上面所说的都是signal的一些毛病,但是这些都不是致命的,致命的问题在于老的signal机制的不可靠。信号分成可靠性信号和非可靠性信号,并不是说用sigaction安装,用sigqueue发送的信号就是可靠性性信号,用signal安装,kill/tkill发送的信号就是非可靠性信号。这种理解是错误的。这在Linux环境进程间通信(二):信号(上)一文中讲的非常清楚了。
信号值位于[SIGRTMIN,SIGRTMAX] 之间的信号,就是可靠信号,位于[SIGHUP,SIGSYS]之间信号,都是非可靠性信号,与安装函数是signal还是sigaction无关,与发送函数是kill还是sigqueue无关。
1~31之间的所有信号都称为不可靠信号,原因就在于信号不可排队,如果kernel发现同一个信号已经有挂起信号,当前信号就会被丢弃,就好象从来没有被发送过一样,无法引起信号的传递,也无法让进程执行信号处理函数。这种实现的机理,造成了这些信号的不可靠。这正所谓:我本将心向明月,奈何明月照沟渠。
为了解决这个问题,Linux引入了实时信号,信号值在[32~64]区间内,或者称之为可靠信号。这种信号,kernel不会ignore,哪怕已经有了好多同一个信号,kernel会把新收到信号放入queue之中,等待被传递出去。
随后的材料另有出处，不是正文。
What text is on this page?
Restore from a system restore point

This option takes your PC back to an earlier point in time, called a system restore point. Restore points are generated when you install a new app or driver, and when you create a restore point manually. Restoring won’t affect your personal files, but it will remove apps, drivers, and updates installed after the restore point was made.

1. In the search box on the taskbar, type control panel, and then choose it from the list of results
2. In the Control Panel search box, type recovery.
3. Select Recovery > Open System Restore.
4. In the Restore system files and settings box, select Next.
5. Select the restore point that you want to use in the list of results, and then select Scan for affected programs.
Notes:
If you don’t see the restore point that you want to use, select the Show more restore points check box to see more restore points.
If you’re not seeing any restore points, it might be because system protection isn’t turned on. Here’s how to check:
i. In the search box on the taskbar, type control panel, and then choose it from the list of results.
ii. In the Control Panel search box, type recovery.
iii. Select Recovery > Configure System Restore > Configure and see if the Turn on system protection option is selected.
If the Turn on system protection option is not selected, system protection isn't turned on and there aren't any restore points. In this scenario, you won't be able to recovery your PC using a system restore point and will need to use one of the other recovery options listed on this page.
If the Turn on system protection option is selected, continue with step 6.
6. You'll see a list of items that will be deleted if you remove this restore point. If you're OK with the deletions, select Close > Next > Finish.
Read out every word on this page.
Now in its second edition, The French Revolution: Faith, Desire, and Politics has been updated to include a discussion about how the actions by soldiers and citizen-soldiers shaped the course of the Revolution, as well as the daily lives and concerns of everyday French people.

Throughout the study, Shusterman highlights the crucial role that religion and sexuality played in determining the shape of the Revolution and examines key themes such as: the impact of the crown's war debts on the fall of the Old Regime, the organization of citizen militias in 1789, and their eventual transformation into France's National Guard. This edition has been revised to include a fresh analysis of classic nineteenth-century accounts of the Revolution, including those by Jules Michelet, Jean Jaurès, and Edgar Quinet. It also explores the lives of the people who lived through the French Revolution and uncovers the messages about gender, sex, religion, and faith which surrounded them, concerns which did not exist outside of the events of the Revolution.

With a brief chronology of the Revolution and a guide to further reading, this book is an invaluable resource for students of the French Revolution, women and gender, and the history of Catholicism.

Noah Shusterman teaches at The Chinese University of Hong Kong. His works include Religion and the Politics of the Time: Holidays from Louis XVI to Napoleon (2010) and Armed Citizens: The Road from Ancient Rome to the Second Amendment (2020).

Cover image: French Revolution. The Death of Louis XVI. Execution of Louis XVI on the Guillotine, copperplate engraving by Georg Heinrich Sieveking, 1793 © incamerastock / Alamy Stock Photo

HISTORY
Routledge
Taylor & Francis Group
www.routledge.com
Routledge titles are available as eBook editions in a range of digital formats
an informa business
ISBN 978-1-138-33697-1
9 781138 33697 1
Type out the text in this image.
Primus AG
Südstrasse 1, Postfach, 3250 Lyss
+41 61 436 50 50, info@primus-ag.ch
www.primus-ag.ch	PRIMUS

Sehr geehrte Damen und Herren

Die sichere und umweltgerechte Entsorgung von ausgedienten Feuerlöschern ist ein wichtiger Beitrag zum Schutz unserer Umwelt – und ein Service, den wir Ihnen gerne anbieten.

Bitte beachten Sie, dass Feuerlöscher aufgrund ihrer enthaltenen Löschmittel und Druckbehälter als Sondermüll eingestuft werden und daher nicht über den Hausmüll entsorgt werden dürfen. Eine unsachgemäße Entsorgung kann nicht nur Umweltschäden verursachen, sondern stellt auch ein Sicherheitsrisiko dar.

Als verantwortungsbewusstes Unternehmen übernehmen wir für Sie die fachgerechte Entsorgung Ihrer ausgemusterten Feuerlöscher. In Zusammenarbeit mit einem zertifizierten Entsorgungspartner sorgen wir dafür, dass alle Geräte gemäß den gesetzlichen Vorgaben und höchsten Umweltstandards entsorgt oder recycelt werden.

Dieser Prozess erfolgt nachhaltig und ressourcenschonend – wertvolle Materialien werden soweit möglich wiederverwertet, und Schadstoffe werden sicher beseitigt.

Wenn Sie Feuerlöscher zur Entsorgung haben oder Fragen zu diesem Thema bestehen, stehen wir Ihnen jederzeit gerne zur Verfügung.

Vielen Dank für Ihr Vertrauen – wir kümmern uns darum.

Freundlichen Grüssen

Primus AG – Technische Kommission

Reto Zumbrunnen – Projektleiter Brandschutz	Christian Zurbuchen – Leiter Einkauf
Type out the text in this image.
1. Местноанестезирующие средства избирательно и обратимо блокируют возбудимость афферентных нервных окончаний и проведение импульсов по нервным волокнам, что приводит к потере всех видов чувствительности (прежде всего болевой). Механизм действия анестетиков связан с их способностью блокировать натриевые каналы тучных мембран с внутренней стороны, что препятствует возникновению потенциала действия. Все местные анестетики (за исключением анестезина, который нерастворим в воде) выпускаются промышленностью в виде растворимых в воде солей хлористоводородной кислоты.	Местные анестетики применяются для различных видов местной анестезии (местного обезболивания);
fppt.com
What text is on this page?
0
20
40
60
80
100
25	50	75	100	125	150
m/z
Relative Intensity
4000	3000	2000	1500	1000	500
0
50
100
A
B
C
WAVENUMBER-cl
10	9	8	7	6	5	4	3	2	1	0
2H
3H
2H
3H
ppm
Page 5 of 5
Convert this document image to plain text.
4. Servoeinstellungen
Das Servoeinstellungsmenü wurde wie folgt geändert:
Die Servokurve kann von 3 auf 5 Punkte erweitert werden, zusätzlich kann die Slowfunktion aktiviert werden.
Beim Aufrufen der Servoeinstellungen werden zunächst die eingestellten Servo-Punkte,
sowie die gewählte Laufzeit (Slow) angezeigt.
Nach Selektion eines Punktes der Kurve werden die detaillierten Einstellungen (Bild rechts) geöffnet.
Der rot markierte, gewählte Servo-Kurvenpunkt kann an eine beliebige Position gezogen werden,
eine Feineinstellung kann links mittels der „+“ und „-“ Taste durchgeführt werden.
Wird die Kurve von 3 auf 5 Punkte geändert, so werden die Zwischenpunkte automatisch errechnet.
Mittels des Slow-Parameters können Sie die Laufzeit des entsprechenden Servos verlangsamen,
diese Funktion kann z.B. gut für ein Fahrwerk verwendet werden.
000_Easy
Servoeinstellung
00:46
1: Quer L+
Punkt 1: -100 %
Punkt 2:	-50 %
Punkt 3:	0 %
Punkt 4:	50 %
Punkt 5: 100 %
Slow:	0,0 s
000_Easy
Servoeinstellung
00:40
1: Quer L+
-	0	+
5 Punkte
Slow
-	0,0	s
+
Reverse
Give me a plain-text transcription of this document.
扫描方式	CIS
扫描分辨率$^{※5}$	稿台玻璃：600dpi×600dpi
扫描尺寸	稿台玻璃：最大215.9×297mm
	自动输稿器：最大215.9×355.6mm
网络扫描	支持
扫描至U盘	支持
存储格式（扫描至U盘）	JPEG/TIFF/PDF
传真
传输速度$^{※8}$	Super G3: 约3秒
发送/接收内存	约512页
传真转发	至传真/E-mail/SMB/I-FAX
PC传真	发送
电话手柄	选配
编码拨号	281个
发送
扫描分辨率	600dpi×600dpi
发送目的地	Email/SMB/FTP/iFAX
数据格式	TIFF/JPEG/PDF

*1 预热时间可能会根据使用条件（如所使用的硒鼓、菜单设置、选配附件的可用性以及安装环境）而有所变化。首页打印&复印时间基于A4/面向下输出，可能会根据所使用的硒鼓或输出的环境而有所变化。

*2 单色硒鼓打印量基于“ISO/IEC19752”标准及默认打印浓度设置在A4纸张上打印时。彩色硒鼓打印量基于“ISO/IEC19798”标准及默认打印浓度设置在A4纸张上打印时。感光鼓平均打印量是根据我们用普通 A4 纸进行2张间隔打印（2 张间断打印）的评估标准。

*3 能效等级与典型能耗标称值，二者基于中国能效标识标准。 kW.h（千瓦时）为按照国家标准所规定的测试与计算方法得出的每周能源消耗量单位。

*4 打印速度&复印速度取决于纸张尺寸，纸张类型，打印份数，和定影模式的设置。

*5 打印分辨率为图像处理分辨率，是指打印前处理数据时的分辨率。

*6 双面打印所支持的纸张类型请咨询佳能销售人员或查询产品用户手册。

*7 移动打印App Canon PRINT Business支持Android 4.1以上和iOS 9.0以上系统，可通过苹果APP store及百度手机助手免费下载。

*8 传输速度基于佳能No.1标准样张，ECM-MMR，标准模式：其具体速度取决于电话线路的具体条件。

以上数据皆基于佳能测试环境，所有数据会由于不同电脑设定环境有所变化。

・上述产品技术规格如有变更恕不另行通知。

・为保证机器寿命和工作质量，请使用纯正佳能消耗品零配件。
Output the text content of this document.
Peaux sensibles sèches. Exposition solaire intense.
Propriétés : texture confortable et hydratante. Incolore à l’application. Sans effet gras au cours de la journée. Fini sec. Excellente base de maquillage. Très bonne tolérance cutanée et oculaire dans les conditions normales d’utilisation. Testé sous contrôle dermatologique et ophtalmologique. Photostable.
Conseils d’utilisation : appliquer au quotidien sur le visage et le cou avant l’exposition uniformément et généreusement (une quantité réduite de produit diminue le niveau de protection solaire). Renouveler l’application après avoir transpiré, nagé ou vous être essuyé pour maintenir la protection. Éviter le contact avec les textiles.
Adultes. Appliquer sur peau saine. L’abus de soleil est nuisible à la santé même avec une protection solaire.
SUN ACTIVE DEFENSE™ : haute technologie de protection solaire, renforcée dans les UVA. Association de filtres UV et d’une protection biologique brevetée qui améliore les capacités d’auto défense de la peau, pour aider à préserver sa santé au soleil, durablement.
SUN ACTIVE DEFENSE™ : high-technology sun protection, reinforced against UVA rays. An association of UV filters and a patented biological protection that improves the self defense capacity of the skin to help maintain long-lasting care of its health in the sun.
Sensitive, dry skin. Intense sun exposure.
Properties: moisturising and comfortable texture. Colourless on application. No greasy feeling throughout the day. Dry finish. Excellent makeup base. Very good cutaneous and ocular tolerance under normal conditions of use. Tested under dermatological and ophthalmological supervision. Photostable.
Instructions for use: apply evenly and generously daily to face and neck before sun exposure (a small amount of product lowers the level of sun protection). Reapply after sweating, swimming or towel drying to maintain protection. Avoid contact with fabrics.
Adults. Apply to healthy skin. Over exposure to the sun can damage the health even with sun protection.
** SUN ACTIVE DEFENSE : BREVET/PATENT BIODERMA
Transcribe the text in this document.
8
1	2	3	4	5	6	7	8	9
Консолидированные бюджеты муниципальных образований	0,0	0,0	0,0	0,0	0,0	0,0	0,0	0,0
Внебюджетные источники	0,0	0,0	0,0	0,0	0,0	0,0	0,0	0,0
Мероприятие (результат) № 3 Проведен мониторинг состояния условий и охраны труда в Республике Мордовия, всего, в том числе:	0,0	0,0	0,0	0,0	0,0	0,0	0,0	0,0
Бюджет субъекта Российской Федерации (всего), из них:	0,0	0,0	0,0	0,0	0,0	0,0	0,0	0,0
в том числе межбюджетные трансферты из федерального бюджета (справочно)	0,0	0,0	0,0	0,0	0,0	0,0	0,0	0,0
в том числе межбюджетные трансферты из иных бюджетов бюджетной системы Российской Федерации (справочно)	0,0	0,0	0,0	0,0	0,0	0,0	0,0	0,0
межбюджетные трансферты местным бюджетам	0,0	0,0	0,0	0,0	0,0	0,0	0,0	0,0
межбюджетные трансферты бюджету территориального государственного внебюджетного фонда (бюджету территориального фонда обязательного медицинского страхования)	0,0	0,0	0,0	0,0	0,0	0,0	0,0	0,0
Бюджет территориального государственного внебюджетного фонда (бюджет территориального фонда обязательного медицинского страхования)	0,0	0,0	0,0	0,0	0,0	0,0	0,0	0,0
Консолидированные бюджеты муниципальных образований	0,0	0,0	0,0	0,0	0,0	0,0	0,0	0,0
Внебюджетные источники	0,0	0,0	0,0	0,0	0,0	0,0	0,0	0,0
空口说白话,不是我们的风格,我现在用代码证明之。我参考了Linux Programming Interface 一书的例子,写了两个程序,一个是signal_receiver ,一个是signal_sender.
先看signal_receiver的code:
- manu@manu-hacks:~/code/c/self/signal$ cat signal_receiver.c
- #include <stdio.h>
- #include <stdlib.h>
- #include <unistd.h>
- #include <signal.h>
- #include <string.h>
- #include <errno.h>
- static int sig_cnt[NSIG];
- static volatile sig_atomic_t get_SIGINT = 0;
- void handler(int signo)
- {
- if(signo== SIGINT)
- get_SIGINT = 1;
- else
- sig_cnt[signo]++;
- }
- int main(int argc,char* argv[])
- {
- int i = 0;
- sigset_t blockall_mask ;
- sigset_t pending_mask ;
- sigset_t empty_mask ;
- printf("%s:PID is %ld\n",argv[0],getpid());
-
- for(i= 1; i < NSIG; i++)
- {
- if(i== SIGKILL|| i== SIGSTOP)
- continue;
- if(signal(i,&handler)== SIG_ERR)
- {
- fprintf(stderr,"signal for signo(%d) failed (%s)\n",i,strerror(errno));
- // return-1;
- }
- }
- if(argc> 1)
- {
- int sleep_time = atoi(argv[1]);
- sigfillset(&blockall_mask);
- if(sigprocmask(SIG_SETMASK,&blockall_mask,NULL)== -1)
- {
- fprintf(stderr,"setprocmask to block all signal failed(%s)\n",strerror(errno));
- return -2;
- }
- printf("I will sleep %d second\n",sleep_time);
- sleep(sleep_time);
- if(sigpending(&pending_mask)== -1)
- {
- fprintf(stderr,"sigpending failed(%s)\n",strerror(errno));
- return -2;
- }
- for(i= 1 ; i < NSIG ; i++)
- {
- if(sigismember(&pending_mask,i))
- printf("signo(%d) :%s\n",i,strsignal(i));
- }
- sigemptyset(&empty_mask);
- if(sigprocmask(SIG_SETMASK,&empty_mask,NULL)== -1)
- {
- fprintf(stderr,"setprocmask to release all signal failed(%s)\n",strerror(errno));
- return -3;
- }
-
- }
- while(!get_SIGINT)
- continue ; //why not use pause? I will explain later
- for(i= 1; i < NSIG ; i++)
- {
- if(sig_cnt[i]!= 0 )
- {
- printf("%s:signal %d caught %d time%s\n",
- argv[0],i,sig_cnt[i],(sig_cnt[i]>1)?"s":"");
- }
- }
- return 0;
- }
这个signal_receiver会等待所有的信号,接收到某信号后,该信号的捕捉到的次数++,SIGINT会终结进程,进程退出前,会打印信号的捕捉统计。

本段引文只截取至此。